With the help of a $39,927 grant from the Council of Independent Colleges’ Network for Vocation in Undergraduate Education (NetVUE), Eckerd Professor of Religious Studies Davina Lopez, Ph.D., and a team of campus researchers and writers plan to fill in the gaps in that portrayal over the next two years.
“The grants ask colleges to look into the histories with an eye toward elements of change, innovation, and specific issues including diversity, equity, inclusion and belonging to tell the institution’s story and [about its] responsiveness to change over time,” says Lopez, chair of Eckerd’s Letters Collegium and director of the College’s Center for Spiritual Life. “Eckerd isn’t a 19th-century college that had to modernize. We were founded on the cusp of the Civil Rights and Peace and Justice movements. So we’re already a different kind of school.”
Davina Lopez, Ph.D.
The NetVUE Reframing the Institutional Saga grant aims to enable institutions to produce an updated account of their history and mission in light of their current context. Lopez has received two other grants from the organization in recent years that were used to help Eckerd faculty explore and strengthen their vocational commitment to teaching in the liberal arts.

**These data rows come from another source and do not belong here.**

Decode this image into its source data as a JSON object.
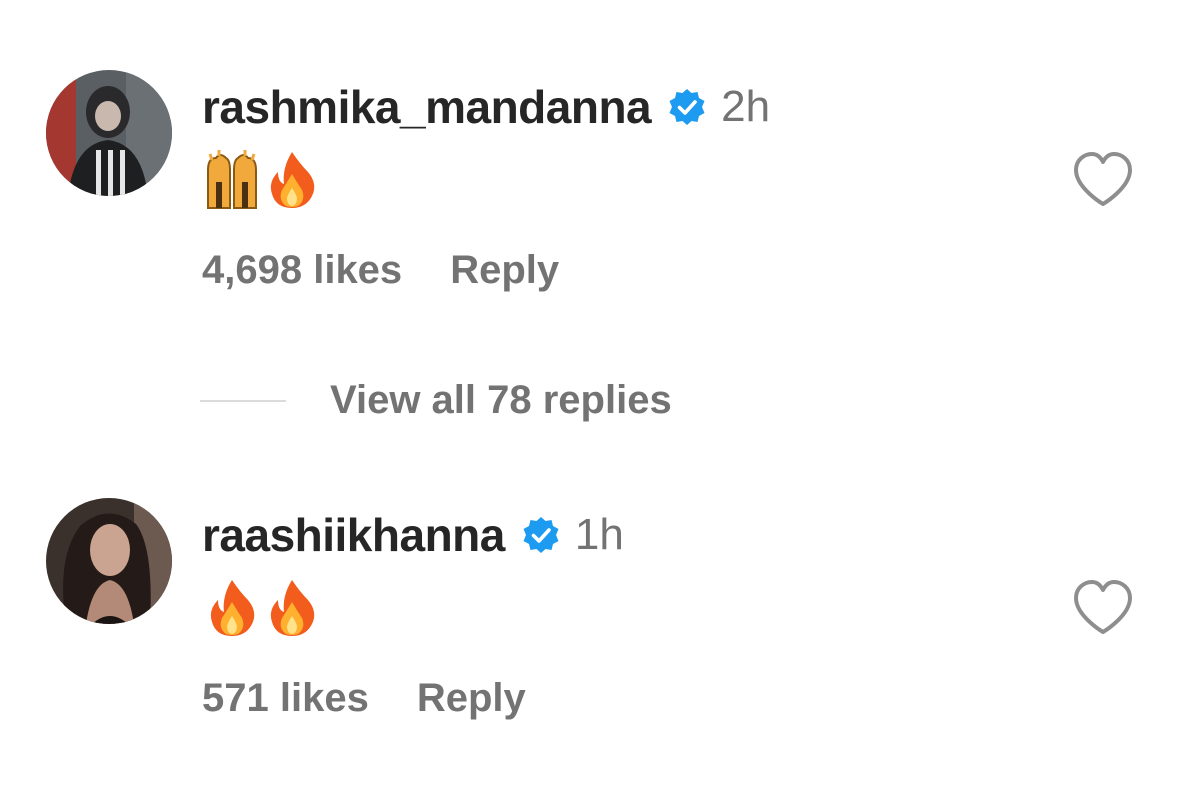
{
  "comments": [
    {
      "username": "rashmika_mandanna",
      "verified": true,
      "time": "2h",
      "emojis": [
        "raised-hands",
        "fire"
      ],
      "likes": "4,698 likes",
      "reply_label": "Reply",
      "view_replies": "View all 78 replies"
    },
    {
      "username": "raashiikhanna",
      "verified": true,
      "time": "1h",
      "emojis": [
        "fire",
        "fire"
      ],
      "likes": "571 likes",
      "reply_label": "Reply"
    }
  ],
  "colors": {
    "verified_badge": "#1d9bf0",
    "secondary_text": "#737373",
    "primary_text": "#262626",
    "divider": "#dbdbdb"
  },
  "icons": {
    "verified": "verified-badge-icon",
    "like": "heart-outline-icon"
  }
}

“Eckerd College is in the midst of a refoundational moment—connecting our history of innovation and attention to social justice to our future,” says Damián Fernández, Ph.D., president of Eckerd College. “The work funded by Dr. Lopez’s grant is one of the projects that will allow us to identify principles of the founding vision of the College and succeed in implementing the initiatives in our new strategic plan for the benefit of our students.”
Once the research and writing are completed, Lopez says the collection of essays will be compiled into a book for publication. There also will be an on-campus symposium in Fall 2023 to present the results of the archival discoveries and historical interviews.
“Eckerd’s historical commitment to being in South St. Petersburg, and what that means, is something that hasn’t really been deeply explored,” Lopez admits. “This area was chosen. The city has a history with this location. It would be great to excavate some of that. Eckerd is unique; it’s not in a cornfield or the woods. We have to contend with how we got to be where we are.”
Her next step will be to hire student, faculty and staff researchers and writers to begin the work of unearthing people, stories and facts that represent the totality of the vision for Eckerd and how the execution of that has shaped it into the institution as it stands today. Each of the 10 participants will receive a $3,000 stipend and materials allowance. Applicants will be selected by May 1 and begin work in the summer of 2022.